Vasher rubbed his side, eyes thinning. “You’re getting too accustomed to my style,” he informed. “Fight the same man too long, and even a novice will learn to anticipate his moves. Let’s get a drink.”
Merin continued to smile, tempted to mention Vasher’s own lecture on ‘excuses.’ However, now was not the time to agitate the aging monk. As they approached the water barrel, Merin carefully broached a new subject.
“The dueling competition is in four days,” he said.
“So?” Vasher asked.
Merin shrugged. “I thought I might participate.”
“Not if you want to keep learning from me, you won’t,” Vasher informed.
Merin groaned, dropping his ladle into the water. “Why, Vasher? Don’t you understand the opportunity I’ll be passing up?”
“You already have a Blade,” Vasher said. “The competition means nothing to you.”
“It means everything,” Merin said. How could he explain? “You’re a monk, Vasher—you don’t understand these things.
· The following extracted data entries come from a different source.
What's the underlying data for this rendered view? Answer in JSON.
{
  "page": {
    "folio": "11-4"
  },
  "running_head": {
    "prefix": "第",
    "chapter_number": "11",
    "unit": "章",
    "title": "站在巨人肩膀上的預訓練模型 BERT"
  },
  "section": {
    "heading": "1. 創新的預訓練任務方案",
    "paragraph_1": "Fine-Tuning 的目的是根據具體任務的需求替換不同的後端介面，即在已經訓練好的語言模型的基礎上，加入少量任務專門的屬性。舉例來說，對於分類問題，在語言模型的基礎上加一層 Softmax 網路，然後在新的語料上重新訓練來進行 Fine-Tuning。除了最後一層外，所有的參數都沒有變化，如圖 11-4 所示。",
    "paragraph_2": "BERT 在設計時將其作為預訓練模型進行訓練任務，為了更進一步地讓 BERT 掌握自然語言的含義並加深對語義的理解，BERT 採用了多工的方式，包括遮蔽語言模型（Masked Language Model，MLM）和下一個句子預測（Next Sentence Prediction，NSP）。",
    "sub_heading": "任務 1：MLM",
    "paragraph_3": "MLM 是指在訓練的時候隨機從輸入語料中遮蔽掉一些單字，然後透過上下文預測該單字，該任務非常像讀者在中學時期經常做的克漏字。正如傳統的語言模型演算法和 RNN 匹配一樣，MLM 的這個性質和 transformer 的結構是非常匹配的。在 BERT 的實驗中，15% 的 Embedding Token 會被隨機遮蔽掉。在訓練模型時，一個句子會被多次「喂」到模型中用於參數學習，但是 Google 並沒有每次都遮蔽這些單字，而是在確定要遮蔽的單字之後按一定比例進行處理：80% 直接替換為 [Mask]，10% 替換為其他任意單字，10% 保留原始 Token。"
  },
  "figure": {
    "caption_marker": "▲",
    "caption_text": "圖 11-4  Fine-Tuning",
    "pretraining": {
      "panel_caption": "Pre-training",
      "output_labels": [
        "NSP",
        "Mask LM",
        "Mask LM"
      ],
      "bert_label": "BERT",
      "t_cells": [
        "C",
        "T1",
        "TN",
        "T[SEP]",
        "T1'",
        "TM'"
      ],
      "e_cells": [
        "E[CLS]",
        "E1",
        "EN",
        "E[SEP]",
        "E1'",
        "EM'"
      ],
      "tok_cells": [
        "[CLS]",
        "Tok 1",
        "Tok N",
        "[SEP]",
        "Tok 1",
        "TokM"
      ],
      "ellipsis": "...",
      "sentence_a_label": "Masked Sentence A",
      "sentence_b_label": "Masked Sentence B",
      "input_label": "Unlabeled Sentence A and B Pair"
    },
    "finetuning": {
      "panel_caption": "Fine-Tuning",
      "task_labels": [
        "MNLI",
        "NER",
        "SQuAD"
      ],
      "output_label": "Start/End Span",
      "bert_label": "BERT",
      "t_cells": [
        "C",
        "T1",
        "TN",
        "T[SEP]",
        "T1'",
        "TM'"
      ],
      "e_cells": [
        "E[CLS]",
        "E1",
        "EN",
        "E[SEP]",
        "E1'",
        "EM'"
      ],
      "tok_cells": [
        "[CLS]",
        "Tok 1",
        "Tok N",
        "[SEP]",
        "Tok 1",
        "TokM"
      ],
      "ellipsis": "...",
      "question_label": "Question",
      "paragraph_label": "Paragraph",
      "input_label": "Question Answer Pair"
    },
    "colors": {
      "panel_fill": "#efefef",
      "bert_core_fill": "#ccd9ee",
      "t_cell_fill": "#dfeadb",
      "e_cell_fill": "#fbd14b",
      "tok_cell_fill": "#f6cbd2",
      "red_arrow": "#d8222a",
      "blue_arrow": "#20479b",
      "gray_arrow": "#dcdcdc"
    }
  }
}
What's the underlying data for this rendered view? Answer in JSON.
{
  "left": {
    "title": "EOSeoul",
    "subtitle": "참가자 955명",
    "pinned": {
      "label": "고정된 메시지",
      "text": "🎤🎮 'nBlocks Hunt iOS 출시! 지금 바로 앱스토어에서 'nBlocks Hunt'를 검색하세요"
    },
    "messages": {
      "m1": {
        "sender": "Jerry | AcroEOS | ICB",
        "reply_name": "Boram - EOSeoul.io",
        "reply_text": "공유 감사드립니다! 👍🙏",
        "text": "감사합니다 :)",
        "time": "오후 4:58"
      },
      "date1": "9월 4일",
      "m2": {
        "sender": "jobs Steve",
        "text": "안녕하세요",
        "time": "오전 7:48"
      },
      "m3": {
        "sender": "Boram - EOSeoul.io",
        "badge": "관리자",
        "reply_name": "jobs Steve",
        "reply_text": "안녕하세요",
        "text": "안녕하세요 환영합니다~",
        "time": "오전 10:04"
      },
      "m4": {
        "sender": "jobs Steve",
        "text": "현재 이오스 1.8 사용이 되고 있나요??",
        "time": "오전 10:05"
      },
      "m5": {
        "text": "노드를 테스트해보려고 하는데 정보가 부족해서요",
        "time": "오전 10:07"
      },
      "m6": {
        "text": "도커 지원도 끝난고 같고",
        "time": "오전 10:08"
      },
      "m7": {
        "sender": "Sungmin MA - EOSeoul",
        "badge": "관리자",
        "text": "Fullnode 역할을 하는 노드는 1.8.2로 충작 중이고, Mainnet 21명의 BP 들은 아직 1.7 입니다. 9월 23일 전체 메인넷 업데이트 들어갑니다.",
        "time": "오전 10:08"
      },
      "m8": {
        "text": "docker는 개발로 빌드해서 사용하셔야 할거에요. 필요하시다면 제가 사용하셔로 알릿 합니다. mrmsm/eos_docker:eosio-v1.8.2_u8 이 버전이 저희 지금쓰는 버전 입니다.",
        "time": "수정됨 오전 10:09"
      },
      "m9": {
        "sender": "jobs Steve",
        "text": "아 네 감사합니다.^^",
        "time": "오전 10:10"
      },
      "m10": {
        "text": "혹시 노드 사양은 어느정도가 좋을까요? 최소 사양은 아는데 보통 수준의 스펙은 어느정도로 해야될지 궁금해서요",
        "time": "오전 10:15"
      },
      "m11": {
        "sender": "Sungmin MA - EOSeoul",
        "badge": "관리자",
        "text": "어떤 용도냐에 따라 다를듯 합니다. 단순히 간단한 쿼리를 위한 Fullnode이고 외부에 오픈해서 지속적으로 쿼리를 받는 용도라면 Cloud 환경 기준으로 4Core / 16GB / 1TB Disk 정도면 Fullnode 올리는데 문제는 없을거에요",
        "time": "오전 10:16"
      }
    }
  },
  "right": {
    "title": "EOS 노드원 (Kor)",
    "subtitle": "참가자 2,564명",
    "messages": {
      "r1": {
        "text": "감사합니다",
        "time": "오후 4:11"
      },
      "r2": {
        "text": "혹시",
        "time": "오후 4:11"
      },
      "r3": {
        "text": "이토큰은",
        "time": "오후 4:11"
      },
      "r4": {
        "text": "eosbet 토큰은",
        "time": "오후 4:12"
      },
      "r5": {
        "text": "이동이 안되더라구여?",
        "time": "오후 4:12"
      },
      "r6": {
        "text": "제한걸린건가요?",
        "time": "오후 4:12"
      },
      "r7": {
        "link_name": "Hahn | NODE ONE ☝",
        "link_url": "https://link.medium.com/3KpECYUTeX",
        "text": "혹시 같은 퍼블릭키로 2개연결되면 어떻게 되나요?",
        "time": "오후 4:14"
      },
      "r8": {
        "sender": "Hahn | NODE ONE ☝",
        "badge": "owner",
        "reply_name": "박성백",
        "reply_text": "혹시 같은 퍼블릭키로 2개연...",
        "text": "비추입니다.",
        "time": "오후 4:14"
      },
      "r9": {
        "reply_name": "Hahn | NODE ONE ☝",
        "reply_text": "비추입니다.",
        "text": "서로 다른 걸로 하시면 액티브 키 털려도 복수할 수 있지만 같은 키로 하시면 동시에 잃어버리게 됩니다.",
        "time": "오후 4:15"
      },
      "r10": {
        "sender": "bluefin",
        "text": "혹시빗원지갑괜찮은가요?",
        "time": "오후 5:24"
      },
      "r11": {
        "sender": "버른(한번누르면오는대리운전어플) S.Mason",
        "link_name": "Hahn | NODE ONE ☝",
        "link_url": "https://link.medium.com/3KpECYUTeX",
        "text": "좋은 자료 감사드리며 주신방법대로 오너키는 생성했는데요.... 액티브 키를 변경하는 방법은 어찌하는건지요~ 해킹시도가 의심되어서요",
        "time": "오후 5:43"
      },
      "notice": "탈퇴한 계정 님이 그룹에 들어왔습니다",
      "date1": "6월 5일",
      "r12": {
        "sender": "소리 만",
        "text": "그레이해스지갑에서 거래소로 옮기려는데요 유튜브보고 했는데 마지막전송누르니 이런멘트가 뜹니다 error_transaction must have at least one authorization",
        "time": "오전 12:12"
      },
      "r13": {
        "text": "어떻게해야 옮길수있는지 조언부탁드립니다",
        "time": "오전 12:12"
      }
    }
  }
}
I need to participate, show the others that I can be one of them. They still think of me as Lord Dalenar’s ‘pet peasant.’ I need to prove myself.”
“You’re young,” Vasher said, taking a drink. “There will be plenty of time for you to ‘prove yourself.’ Afterward, there will be plenty of time to regret doing so.”
Merin sighed, leaning against the barrel with a frustrated glare.
“I understand more than you think, Merin,” Vasher said. “I haven’t always been a monk.”
Merin nodded disconsolately. Eventually he looked up, studying the grizzled monk. “Vasher, I’ve spoken to the others. You’ve never taken a student—not even a peasant. None of the monks you spar with have taken students either. What made you decide to train me?”
Vasher replaced the ladle, then fished out the one Merin had dropped. “I know something of what it is like to be a reject,” he said. “I understand what it is to leave one life and begin another.”
Merin frowned at the cryptic answer. Vasher just turned back toward their practice swords. “No duels, Merin,” he repeated. “Come on. You’ve training to do.”